Field	Default	Purpose
`model`	`null` (uses the agent’s primary model)	Dedicated model for flush / consolidation; accepts a `Model` instance or a `"provider:model"` string
`flushPrompt`	`null` (uses `DEFAULT_FLUSH_PROMPT`)	SYSTEM prompt for path 1
`consolidationPrompt`	`null` (uses `DEFAULT_CONSOLIDATION_PROMPT`)	Template for path 2 (must contain two `%d`)
`consolidationMaxTokens`	`4_000`	Token cap for `MEMORY.md`
`consolidationMinGap`	`30 min`	Throttle gap for background maintenance
`dailyFileRetentionDays`	`90`	Days before a daily log moves to `memory/archive/`
`sessionRetentionDays`	`180`	Days before a `*.log.jsonl` is pruned
`flushTrigger`	`FlushTrigger.always()`	`ALWAYS` / `NEVER` / `THROTTLED(Duration)`

Large tool-result offloading¶

Independent of compaction. When a single tool call returns more than the threshold, the full text is written to a directory and only a head/tail preview + a placeholder is left in context. The agent can read_file for the full content:

HarnessAgent.builder()
    ...
    .toolResultEviction(ToolResultEvictionConfig.defaults())
    .build();

Defaults:

Triggered at 80K characters
Keeps ~2K chars at head + tail + a line “full content at {path}”
read_file is excluded by default (to avoid re-offloading what was just read back)

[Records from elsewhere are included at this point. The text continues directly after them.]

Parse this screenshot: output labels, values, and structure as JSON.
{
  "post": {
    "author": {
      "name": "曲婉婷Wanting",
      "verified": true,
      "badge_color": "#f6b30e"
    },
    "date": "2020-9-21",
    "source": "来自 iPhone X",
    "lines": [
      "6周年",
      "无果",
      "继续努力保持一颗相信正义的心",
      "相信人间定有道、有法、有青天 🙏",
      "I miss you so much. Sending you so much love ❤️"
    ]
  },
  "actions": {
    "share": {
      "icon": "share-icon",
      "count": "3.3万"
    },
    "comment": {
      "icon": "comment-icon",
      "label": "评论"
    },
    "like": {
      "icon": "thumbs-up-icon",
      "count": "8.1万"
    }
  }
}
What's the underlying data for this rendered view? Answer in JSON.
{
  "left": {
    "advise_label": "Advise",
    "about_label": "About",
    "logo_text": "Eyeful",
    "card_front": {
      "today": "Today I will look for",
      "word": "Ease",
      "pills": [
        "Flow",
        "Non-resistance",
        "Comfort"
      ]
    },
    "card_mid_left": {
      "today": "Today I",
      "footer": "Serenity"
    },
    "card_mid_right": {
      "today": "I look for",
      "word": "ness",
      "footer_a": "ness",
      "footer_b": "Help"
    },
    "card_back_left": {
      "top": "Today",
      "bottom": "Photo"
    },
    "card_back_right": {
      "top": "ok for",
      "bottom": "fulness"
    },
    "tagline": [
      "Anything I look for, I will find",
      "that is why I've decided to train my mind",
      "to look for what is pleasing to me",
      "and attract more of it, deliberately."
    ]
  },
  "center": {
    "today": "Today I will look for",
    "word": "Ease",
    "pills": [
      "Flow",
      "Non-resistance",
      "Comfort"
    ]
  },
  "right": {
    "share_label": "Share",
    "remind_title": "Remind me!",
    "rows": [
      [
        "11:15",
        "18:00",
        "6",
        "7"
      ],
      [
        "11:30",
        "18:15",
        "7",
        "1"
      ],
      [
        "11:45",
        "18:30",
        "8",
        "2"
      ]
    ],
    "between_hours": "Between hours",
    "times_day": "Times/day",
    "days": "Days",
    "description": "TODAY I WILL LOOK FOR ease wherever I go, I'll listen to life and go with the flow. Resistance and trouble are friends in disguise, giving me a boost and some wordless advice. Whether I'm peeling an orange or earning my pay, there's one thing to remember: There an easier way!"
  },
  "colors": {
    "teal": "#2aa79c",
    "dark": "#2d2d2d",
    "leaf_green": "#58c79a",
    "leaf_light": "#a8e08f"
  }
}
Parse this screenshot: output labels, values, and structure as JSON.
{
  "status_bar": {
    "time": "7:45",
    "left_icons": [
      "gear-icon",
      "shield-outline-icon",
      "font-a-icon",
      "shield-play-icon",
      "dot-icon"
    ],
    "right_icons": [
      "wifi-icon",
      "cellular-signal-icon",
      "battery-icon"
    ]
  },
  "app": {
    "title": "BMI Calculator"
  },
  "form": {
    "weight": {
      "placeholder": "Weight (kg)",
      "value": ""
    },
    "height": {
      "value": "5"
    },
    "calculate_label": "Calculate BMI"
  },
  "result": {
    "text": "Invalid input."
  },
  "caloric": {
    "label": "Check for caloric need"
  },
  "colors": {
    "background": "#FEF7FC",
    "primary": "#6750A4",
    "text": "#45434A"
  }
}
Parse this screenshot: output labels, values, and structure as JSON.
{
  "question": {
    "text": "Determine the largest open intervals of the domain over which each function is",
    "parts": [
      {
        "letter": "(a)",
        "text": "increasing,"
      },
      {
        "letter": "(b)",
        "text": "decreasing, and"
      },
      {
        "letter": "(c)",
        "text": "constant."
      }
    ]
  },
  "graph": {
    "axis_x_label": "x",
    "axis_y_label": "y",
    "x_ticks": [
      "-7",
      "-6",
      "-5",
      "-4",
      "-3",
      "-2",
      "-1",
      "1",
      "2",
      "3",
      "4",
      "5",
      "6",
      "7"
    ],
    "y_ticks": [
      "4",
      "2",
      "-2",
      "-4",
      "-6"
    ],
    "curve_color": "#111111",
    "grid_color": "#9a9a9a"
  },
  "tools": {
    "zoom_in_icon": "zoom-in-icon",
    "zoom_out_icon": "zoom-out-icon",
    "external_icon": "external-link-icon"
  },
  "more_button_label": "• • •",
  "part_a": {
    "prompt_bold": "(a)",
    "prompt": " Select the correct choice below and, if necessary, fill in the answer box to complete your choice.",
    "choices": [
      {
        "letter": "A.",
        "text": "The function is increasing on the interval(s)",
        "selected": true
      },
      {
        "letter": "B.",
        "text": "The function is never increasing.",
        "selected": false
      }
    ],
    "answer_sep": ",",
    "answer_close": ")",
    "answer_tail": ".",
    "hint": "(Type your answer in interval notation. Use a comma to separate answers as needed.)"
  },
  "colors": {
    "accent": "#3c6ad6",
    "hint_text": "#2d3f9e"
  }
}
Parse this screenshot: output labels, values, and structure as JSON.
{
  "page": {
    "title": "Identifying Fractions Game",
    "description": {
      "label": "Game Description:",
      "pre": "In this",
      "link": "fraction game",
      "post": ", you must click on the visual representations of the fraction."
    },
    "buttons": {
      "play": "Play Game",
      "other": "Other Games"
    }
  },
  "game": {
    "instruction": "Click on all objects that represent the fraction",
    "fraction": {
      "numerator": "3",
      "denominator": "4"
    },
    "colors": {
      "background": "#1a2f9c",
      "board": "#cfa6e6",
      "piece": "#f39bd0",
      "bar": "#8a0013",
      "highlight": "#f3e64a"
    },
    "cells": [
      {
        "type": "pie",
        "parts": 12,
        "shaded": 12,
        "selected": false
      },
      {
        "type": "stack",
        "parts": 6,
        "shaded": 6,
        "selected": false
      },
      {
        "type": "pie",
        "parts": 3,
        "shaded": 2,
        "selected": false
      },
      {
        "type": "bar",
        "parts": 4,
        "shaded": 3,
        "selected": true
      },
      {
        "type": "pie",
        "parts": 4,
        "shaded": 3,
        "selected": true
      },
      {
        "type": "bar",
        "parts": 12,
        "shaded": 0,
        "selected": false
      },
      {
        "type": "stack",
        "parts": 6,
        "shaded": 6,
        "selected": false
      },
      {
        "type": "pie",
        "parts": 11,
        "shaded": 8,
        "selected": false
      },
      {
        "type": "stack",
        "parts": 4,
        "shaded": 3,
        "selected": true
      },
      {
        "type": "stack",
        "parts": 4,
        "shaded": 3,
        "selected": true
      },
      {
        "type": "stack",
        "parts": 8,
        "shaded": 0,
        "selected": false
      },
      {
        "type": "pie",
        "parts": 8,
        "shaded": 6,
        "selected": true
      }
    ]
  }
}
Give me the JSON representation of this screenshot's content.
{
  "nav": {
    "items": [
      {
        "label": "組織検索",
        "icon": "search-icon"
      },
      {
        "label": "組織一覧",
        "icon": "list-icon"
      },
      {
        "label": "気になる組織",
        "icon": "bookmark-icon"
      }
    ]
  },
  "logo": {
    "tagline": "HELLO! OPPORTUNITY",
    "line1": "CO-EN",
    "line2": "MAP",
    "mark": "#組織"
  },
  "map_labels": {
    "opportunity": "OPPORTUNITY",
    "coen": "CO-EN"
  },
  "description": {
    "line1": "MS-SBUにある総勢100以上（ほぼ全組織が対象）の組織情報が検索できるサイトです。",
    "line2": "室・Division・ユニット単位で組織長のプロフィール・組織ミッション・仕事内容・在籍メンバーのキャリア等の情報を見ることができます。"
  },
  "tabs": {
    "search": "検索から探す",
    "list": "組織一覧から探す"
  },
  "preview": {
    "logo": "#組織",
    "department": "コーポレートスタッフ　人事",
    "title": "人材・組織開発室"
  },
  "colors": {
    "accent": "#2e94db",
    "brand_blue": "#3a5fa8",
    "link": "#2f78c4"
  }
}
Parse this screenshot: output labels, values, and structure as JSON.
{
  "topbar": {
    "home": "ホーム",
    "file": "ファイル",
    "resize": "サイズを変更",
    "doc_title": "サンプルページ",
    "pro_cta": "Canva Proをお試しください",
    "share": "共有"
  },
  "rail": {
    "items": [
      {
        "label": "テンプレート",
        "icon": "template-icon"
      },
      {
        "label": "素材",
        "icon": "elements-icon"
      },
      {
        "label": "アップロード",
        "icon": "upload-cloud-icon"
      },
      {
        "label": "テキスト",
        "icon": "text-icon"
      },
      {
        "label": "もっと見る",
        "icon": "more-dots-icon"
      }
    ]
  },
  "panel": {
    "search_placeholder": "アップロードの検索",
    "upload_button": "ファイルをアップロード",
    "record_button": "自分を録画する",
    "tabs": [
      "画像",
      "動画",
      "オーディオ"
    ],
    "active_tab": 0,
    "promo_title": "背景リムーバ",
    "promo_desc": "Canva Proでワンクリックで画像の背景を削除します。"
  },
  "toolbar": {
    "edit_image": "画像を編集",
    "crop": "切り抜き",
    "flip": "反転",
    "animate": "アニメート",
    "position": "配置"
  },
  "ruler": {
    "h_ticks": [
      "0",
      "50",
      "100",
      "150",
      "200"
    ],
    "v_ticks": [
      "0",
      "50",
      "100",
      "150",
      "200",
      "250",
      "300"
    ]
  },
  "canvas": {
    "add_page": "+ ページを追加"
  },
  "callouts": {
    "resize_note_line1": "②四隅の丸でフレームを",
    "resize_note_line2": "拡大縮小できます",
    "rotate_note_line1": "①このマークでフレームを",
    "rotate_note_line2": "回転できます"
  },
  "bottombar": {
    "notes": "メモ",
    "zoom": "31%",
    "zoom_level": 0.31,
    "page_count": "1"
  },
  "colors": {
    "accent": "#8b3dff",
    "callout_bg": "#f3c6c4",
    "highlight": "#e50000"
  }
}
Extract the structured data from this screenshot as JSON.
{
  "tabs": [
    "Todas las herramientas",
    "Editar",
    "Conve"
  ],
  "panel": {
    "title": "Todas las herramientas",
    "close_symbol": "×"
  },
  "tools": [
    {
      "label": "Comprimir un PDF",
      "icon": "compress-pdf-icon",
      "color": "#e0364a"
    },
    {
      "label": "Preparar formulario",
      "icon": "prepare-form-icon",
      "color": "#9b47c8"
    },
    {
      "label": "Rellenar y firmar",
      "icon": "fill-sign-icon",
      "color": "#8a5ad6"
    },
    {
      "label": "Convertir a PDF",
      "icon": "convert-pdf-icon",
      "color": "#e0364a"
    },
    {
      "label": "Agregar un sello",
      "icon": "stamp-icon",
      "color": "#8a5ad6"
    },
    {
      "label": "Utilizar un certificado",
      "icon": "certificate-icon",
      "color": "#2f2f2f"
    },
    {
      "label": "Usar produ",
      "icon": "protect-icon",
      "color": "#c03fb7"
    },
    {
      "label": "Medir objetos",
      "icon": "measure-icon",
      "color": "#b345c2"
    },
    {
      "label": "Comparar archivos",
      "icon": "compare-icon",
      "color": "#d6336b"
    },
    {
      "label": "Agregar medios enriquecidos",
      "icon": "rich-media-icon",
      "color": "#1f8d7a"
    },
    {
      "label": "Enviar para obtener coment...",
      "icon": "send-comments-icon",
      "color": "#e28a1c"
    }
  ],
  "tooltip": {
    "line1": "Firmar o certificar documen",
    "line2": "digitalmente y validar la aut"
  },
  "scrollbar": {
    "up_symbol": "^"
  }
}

Customize threshold or destination via ToolResultEvictionConfig.builder()...build().

Tools the agent can use itself¶

When memory is enabled, the agent gets two tools:

memory_search query="..." — keyword scan over MEMORY.md + memory/*.md, up to 30 hits
memory_get path="memory/2026-06-02.md" startLine=10 endLine=40 — read a specific line range

When the model sees a “MEMORY truncated” note in the prompt, it typically calls memory_search to look further back.

Background maintenance¶

When memory is enabled, a throttled background job also runs (triggered at each call() end with a minimum gap, default ~30 minutes max):

Archives daily logs older than dailyFileRetentionDays (default 90 days) to memory/archive/
Runs one MEMORY.md consolidation pass
Prunes session logs older than sessionRetentionDays (default 180 days)

All thresholds are tunable via .memory(MemoryConfig.builder()...), though most projects don’t need to touch them.

Turn it off entirely¶

If you want to handle memory yourself or wire your own tools:

HarnessAgent.builder()
    ...
    .disableMemoryHooks()      // disables flush + background maintenance
    .disableMemoryTools()      // skips memory_search / memory_get / session_search registration
    .build();

disableMemoryHooks() is the nuclear option; if you only want to throttle, use .memory(MemoryConfig.builder().flushTrigger(...).build()) instead.